AEC-Q100 is a failure mechanism based on stress testing of packaged integrated circuits. The Automotive Electronics Council (AEC) is headquartered in the United States and was originally established by three major automotive manufacturers (Chrysler, Ford, and General Motors) to establish a common qualification and quality system standard for components.
The idea of establishing AEC was conceived during a JEDEC meeting in the summer of 1992. The idea of a common qualification specification was proposed as a possible method to improve the situation. At subsequent JEDEC meetings, it was determined that the idea of a common qualification specification was feasible, and work on Q100 (integrated circuit stress testing qualification) began shortly thereafter.
The current application of AEC-Q100 in integrated circuits is primarily focused on discrete components AEC-Q101 and passive components AEC-Q200. AEC-Q100 is divided into five levels based on temperature ranges as the fundamental classification criterion. Level 0 is the highest (-40°C to +150°C), Level 1 is -40°C to +125°C, Level 2 is -40°C to +105°C (which is quite common), and the lowest is Level 4 (0°C to +70°C). Level 0 is primarily used under the worst environmental conditions, while Levels 1 and 2 are used in other parts of the vehicle.
② The ISO 26262 standard established by the International Organization for Standardization (ISO) has become the guiding standard for functional safety in automotive development processes.
The Automotive Safety Integrity Level (ASIL) is a risk classification scheme defined by the ISO 26262 – Road Vehicles Functional Safety Standard. It is an adjustment of the safety integrity levels used in the automotive industry from IEC 61508. This classification helps define the safety requirements necessary to comply with the ISO 26262 standard. ASIL is set by analyzing the severity, exposure, and controllability of potential hazards during vehicle operation. The safety goals for these hazards also comply with ASIL regulations.

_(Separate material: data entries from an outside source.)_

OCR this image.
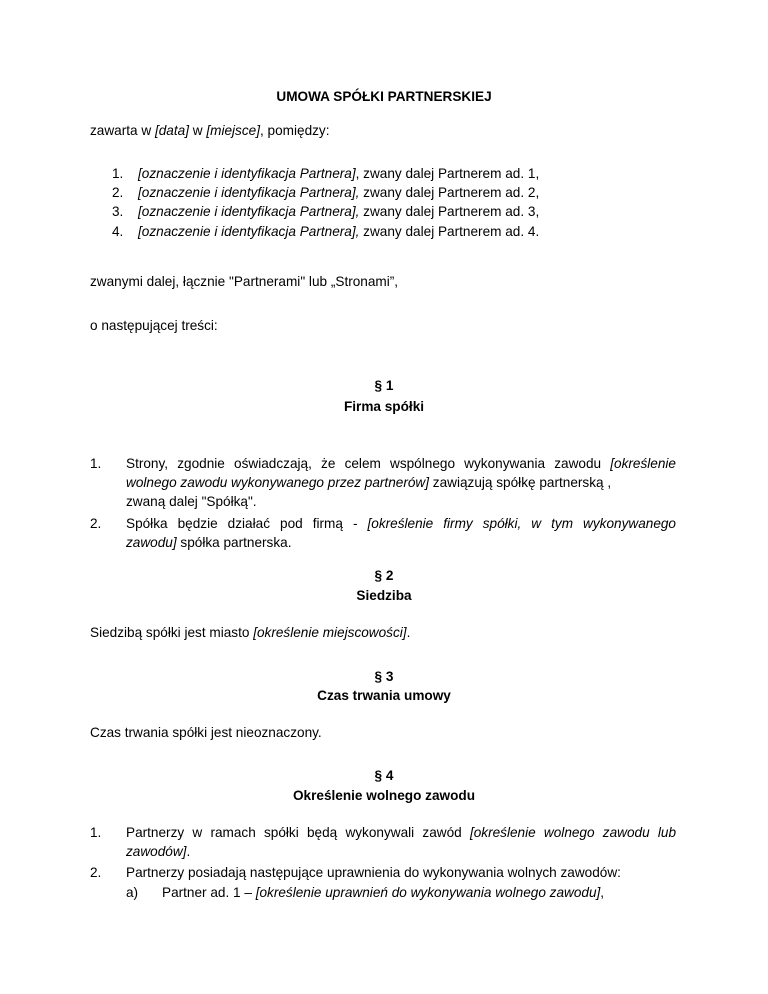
UMOWA SPÓŁKI PARTNERSKIEJ
zawarta w [data] w [miejsce], pomiędzy:
1. [oznaczenie i identyfikacja Partnera], zwany dalej Partnerem ad. 1,
2. [oznaczenie i identyfikacja Partnera], zwany dalej Partnerem ad. 2,
3. [oznaczenie i identyfikacja Partnera], zwany dalej Partnerem ad. 3,
4. [oznaczenie i identyfikacja Partnera], zwany dalej Partnerem ad. 4.
zwanymi dalej, łącznie "Partnerami" lub „Stronami”,
o następującej treści:
§ 1
Firma spółki
1. Strony, zgodnie oświadczają, że celem wspólnego wykonywania zawodu [określenie
wolnego zawodu wykonywanego przez partnerów] zawiązują spółkę partnerską ,
zwaną dalej "Spółką".
2. Spółka będzie działać pod firmą - [określenie firmy spółki, w tym wykonywanego
zawodu] spółka partnerska.
§ 2
Siedziba
Siedzibą spółki jest miasto [określenie miejscowości].
§ 3
Czas trwania umowy
Czas trwania spółki jest nieoznaczony.
§ 4
Określenie wolnego zawodu
1. Partnerzy w ramach spółki będą wykonywali zawód [określenie wolnego zawodu lub
zawodów].
2. Partnerzy posiadają następujące uprawnienia do wykonywania wolnych zawodów:
a) Partner ad. 1 – [określenie uprawnień do wykonywania wolnego zawodu],
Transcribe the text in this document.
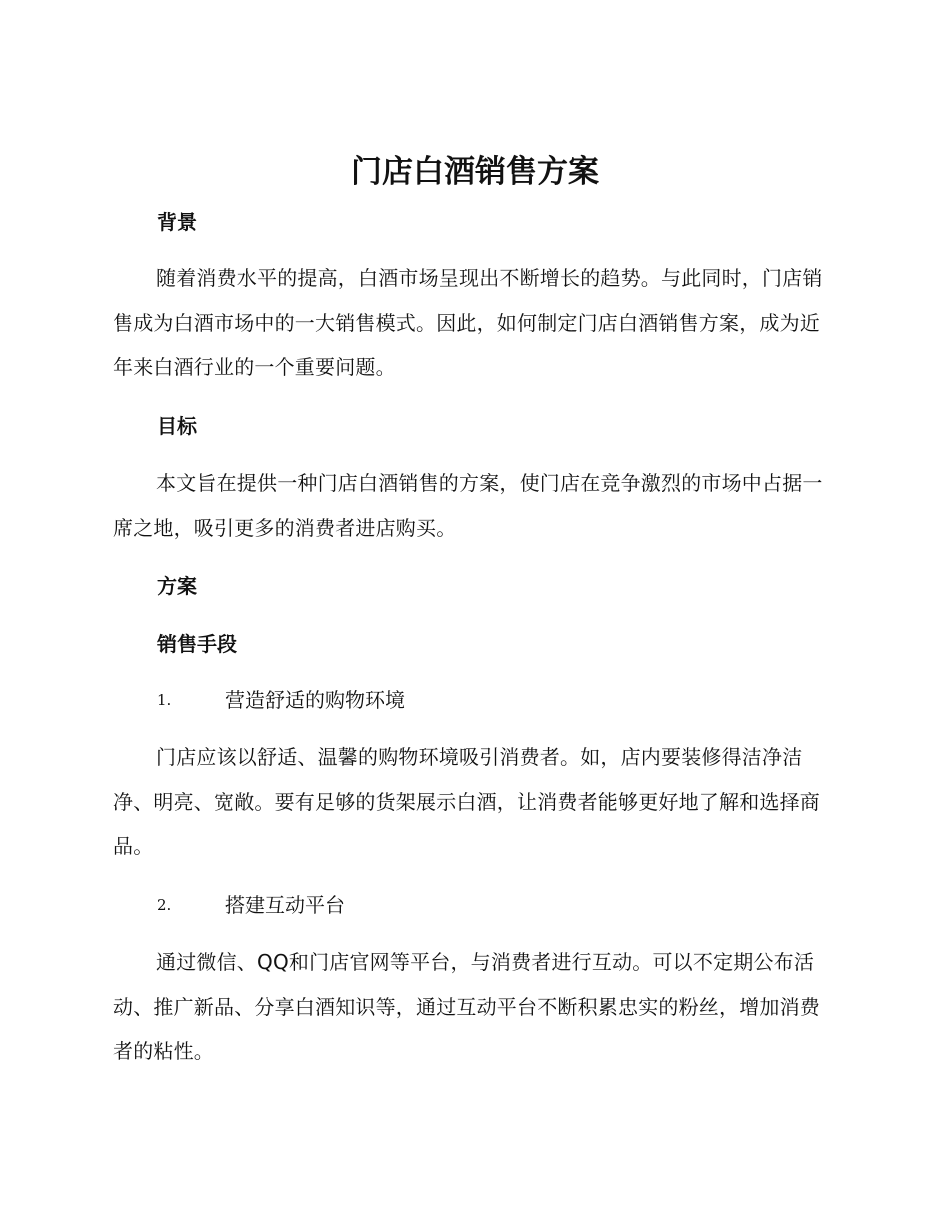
门店白酒销售方案
背景

随着消费水平的提高，白酒市场呈现出不断增长的趋势。与此同时，门店销售成为白酒市场中的一大销售模式。因此，如何制定门店白酒销售方案，成为近年来白酒行业的一个重要问题。

目标

本文旨在提供一种门店白酒销售的方案，使门店在竞争激烈的市场中占据一席之地，吸引更多的消费者进店购买。

方案
销售手段
1.	营造舒适的购物环境

门店应该以舒适、温馨的购物环境吸引消费者。如，店内要装修得洁净洁净、明亮、宽敞。要有足够的货架展示白酒，让消费者能够更好地了解和选择商品。

2.	搭建互动平台

通过微信、QQ和门店官网等平台，与消费者进行互动。可以不定期公布活动、推广新品、分享白酒知识等，通过互动平台不断积累忠实的粉丝，增加消费者的粘性。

From low to high, there are four levels: ASIL A, ASIL B, ASIL C, and ASIL D. For systems like airbags, anti-lock braking systems, and power steering systems, ASIL-D level is required — the most stringent system due to the highest associated risk of failure. On the other hand, parts like tail lights only require ASIL-A level. Headlights and brake lights are generally ASIL-B, while cruise control typically falls under ASIL-C.
③ National Secret Certification.
National Secret refers to the domestic encryption algorithms recognized by the National Cryptography Administration. The vehicle-mounted national secret module provides encryption services through software, with functions such as secure storage, secure communication, and identity authentication. For automotive manufacturers and users, the information security of the entire vehicle is a crucial guarantee of user interests.
The vehicle-mounted national secret certification assessment includes a total of eight major items, including encryption module specifications; encryption module interfaces; roles, services, and authentication; vehicle-mounted software encryption module adaptation; sensitive security parameter management; self-testing; lifecycle assurance; and validation tests for the correctness and consistency of algorithms.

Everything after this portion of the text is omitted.